Kitapta yazar; kendi karanlığını kapatmak adına İslamın altın çağını unutturan çağdaş(!) dediğimiz Batı’nın içine düştüğü durumu örnekleriyle gösterip ithal söylemlerle yaşanan sıkıntıların çözülemeyeceği, içinde bulunduğumuz buhrandan kurtulmak için salt teolojik bir yaklaşımdan ibaret olmayan, başlangıçtaki anlamıyla uyumlu, salih amel düsturunun ön planda olduğu İslamiyet’e sımsıkı sarılmamız gerektiğini söylüyor.
Değişim arzusunu hisseden, sadece inanan değil eyleme geçip, başarı için gayret sarf ederek mücadele edecek bir neslin gelmesini arzulayan yazar Dünya üzerindeki müslümanların farklılıklarını bir kenara koyup doğru olan tek yol İslam’da buluşarak İslam gücünün kurulmasını önceliyor.
Kitap, Bilge Kral’ın 1967-1981 yılları arasında İslami Yeniden Doğuş adına yazdığı denemelerden oluşuyor.

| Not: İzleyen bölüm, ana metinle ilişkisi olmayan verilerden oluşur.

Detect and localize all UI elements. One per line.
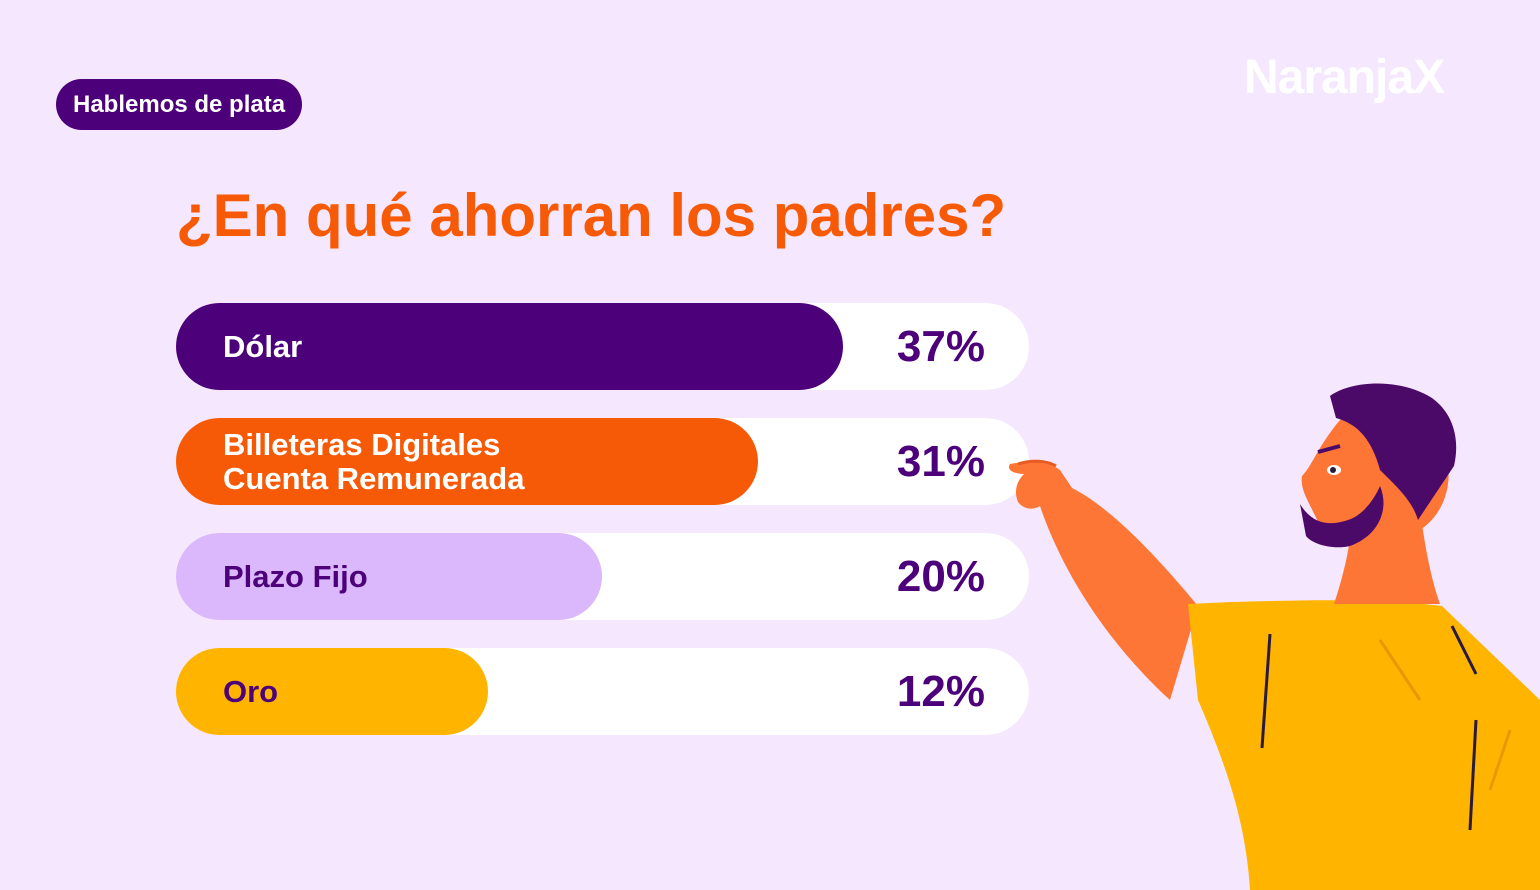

Yıllar öncesi yapmış olduğu durum tespitleri ve tavsiyeleri bugün hala geçerli.
Kendi adıma son dönemde okuduğum bana en çok tesir eden kitaplardan biri oldu diyebilirim. Doğu Batı Arasında İslam’dan sonra okuduğum bu kitabıyla Aliya İzetbegoviç benim için farklı bir boyuta evrildi.